Ele disse que, até cinco anos atrás, era uma pessoa desconhecida, mas teve que se manifestar para negar boatos de que suas lojas seriam na verdade de filhos dos ex-presidentes petistas Luiz Inácio Lula da Silva e Dilma Rousseff. Para aumentar a ironia, uma das pessoas que propagaram tais boatos na época é a hoje deputada bolsonarista Carla Zambelli (PSL-SP).
'Bobo da corte'
Antes do depoimento, o vice-presidente da comissão, o senador Randolfe Rodrigues (Rede-AP), afirmou que o colegiado vai tratar Hang com respeito e de acordo com o que prevê a lei, mas enfatizou que o empresário também deverá se portar da mesma forma. A CPI não vai tolerar desacato.
— A CPI não tolerará desacato, não tolerará que, na condição de testemunha, se falte com a verdade — afirmou, informando que a presidência da comissão vai utilizar os mecanismos que o inquérito policial dispõe para isso.
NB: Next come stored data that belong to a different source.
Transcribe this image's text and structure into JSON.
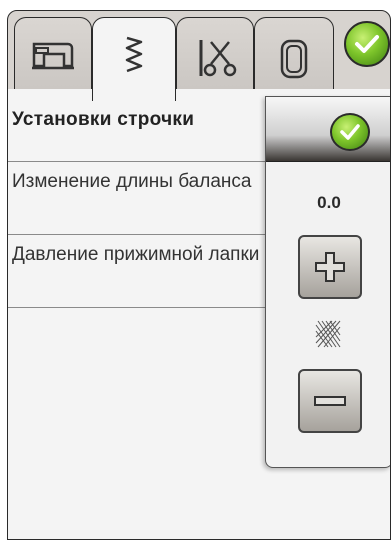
{
  "tabs": [
    {
      "name": "sewing-machine-icon"
    },
    {
      "name": "zigzag-stitch-icon",
      "active": true
    },
    {
      "name": "needle-scissors-icon"
    },
    {
      "name": "hoop-icon"
    }
  ],
  "confirm_icon": "check-icon",
  "panel": {
    "heading": "Установки строчки",
    "rows": [
      {
        "label": "Изменение длины баланса"
      },
      {
        "label": "Давление прижимной лапки"
      }
    ]
  },
  "popup": {
    "value": "0.0",
    "plus_icon": "plus-icon",
    "minus_icon": "minus-icon",
    "stitch_icon": "stitch-density-icon"
  },
  "colors": {
    "accent_green": "#7ec52b",
    "panel_bg": "#f4f4f4",
    "frame_bg": "#d7d3cf"
  }
}
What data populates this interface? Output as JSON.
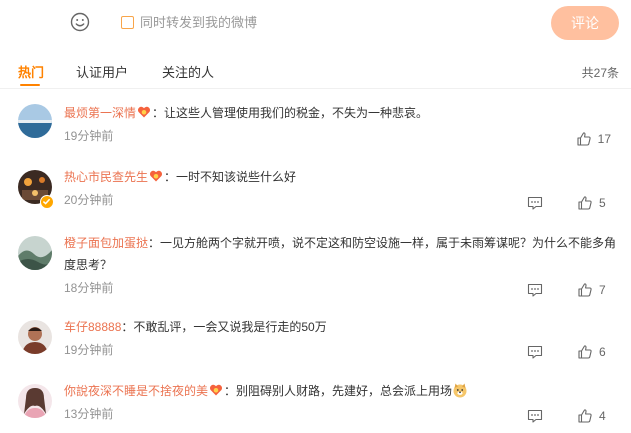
{
  "compose": {
    "emoji_icon": "smiley-icon",
    "repost_label": "同时转发到我的微博",
    "submit_label": "评论"
  },
  "tabs": {
    "hot": "热门",
    "verified": "认证用户",
    "following": "关注的人",
    "total": "共27条"
  },
  "comments": [
    {
      "user": "最烦第一深情",
      "text": "：让这些人管理使用我们的税金，不失为一种悲哀。",
      "time": "19分钟前",
      "likes": "17",
      "verified": false
    },
    {
      "user": "热心市民查先生",
      "text": "：一时不知该说些什么好",
      "time": "20分钟前",
      "likes": "5",
      "verified": true
    },
    {
      "user": "橙子面包加蛋挞",
      "text": "：一见方舱两个字就开喷，说不定这和防空设施一样，属于未雨筹谋呢？为什么不能多角度思考？",
      "time": "18分钟前",
      "likes": "7",
      "verified": false
    },
    {
      "user": "车仔88888",
      "text": "：不敢乱评，一会又说我是行走的50万",
      "time": "19分钟前",
      "likes": "6",
      "verified": false
    },
    {
      "user": "你說夜深不睡是不捨夜的美",
      "text": "：别阻碍别人财路，先建好，总会派上用场",
      "time": "13分钟前",
      "likes": "4",
      "verified": false
    }
  ],
  "colors": {
    "accent": "#ff8200",
    "username": "#eb7350",
    "button": "#ffc09f"
  }
}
Também em entrevista antes da sessão, Renan Calheiros comentou a informação dada pelo próprio Hang de que o empresário tentou entrar com uma algema no Senado, mas o objeto foi barrado.
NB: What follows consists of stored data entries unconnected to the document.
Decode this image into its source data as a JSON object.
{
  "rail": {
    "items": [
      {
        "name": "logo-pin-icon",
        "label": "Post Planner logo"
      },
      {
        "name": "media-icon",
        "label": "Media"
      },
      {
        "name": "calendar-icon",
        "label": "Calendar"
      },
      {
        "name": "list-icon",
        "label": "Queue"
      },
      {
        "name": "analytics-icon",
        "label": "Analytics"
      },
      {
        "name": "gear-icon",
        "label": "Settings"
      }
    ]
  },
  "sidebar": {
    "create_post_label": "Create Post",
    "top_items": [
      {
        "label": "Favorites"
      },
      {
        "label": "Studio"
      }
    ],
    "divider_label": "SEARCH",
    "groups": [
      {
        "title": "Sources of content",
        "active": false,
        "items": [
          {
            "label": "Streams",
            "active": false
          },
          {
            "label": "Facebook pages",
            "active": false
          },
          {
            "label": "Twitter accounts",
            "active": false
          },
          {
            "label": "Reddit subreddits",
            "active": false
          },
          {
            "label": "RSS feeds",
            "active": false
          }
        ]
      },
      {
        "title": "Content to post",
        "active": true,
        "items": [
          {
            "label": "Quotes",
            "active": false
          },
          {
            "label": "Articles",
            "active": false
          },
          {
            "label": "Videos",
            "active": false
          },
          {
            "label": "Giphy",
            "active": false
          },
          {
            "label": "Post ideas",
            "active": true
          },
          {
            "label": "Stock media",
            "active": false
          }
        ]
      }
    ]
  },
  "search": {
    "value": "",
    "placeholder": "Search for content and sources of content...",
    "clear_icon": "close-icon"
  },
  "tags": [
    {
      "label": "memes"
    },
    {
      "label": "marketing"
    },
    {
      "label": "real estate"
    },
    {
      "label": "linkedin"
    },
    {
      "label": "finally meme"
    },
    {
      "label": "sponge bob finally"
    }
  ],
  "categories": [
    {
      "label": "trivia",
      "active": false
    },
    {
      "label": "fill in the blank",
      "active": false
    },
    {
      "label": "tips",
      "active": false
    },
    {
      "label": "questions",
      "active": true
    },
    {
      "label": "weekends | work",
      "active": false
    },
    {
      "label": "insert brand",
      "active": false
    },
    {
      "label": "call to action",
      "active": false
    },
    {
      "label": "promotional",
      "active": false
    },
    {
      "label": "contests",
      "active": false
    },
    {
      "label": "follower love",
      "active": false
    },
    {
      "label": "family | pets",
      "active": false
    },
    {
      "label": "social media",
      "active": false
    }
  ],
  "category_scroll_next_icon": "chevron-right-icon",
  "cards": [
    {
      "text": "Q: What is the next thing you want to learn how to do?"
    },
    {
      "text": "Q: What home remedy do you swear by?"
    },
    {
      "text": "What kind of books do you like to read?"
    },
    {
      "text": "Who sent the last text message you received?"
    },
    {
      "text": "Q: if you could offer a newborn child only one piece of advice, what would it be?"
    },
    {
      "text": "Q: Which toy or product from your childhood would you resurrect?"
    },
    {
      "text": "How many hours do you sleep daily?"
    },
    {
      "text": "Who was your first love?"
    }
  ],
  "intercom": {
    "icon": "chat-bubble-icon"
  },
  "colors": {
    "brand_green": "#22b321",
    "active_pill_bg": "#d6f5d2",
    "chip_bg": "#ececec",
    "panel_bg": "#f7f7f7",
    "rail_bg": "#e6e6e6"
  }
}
— Nós já estamos acostumados com esses bobos da corte. Não será o primeiro nem o último — disse Renan.
Defesa do presidente
O líder do governo, Fernando Bezerra Coelho (MDB-PE), entregou a Renan um parecer jurídico feito pelo pelo advogado Ives Gandra Martins e outros juristas para que eles opinassem se o presidente Jair Bolsonaro cometeu crimes no enfrentamento à pandemia. Ele afirmou que o teor do texto ainda será divulgado à imprensa.
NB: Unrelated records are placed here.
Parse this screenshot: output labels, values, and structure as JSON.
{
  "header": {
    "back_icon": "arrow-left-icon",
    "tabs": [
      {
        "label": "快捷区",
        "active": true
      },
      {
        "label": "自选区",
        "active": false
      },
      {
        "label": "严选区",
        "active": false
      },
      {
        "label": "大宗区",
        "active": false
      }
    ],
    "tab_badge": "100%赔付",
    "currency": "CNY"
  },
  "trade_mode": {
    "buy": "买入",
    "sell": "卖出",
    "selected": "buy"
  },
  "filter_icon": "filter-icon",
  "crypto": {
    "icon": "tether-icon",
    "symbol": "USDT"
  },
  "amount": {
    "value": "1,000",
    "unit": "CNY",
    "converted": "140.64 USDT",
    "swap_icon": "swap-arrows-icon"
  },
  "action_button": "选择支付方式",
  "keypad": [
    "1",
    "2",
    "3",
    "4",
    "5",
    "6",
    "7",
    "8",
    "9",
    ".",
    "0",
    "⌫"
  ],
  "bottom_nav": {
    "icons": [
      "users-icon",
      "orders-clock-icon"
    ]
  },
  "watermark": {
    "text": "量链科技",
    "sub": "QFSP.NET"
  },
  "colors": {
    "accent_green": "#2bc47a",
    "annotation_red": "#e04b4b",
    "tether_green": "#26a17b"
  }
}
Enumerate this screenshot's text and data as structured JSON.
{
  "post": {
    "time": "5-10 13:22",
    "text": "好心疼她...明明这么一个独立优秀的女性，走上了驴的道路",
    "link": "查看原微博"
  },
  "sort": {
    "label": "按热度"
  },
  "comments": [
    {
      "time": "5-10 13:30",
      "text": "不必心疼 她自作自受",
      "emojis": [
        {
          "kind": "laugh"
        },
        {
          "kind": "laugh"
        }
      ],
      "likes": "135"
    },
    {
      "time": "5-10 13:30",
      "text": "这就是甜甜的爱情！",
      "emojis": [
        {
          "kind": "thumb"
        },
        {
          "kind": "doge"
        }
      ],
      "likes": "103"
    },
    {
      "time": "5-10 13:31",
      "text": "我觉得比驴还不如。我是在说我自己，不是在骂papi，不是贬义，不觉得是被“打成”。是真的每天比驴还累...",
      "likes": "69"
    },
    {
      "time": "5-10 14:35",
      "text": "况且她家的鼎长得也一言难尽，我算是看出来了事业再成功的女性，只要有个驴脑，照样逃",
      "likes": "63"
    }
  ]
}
Na terça-feira, Fernando Bezerra já havia dito que, entre outras coisas, o documento aborda questões como os limites da atuação do governo federal no enfrentamento da pandemia, em razão da decisão do Supremo Tribunal Federal (STF) que garantiu a autonomia de estados e municípios para adotar medidas no combate à doença. Bolsonaro já disse várias vezes, de forma incorreta, que teve seus poderes limitados pelo STF. O que a Corte fez foi permitir que os estados e municípios possam enfrentar a pandemia dentro do âmbito de seus poderes sem sofrerem restrições do governo federal.
A lista de possíveis crimes que podem ser atribuídos ao presidente é extensa. A consulta aborda tanto crimes de responsabilidade, quanto os comuns, como, por exemplo, charlatanismo, exercício ilegal da medicina, estelionato, corrupção passiva, advocacia administrativa, e exposição de outras pessoas ao risco em razão de sua participação em eventos públicos com aglomeração. A consulta também trata da responsabilidade de Bolsonaro no colapso do sistema de saúde de Manaus no começo do ano, de negligência ou inoperância na aquisição de vacinas da Pfizer, de atos de improbidade administrativa, e de crimes contra humanidade.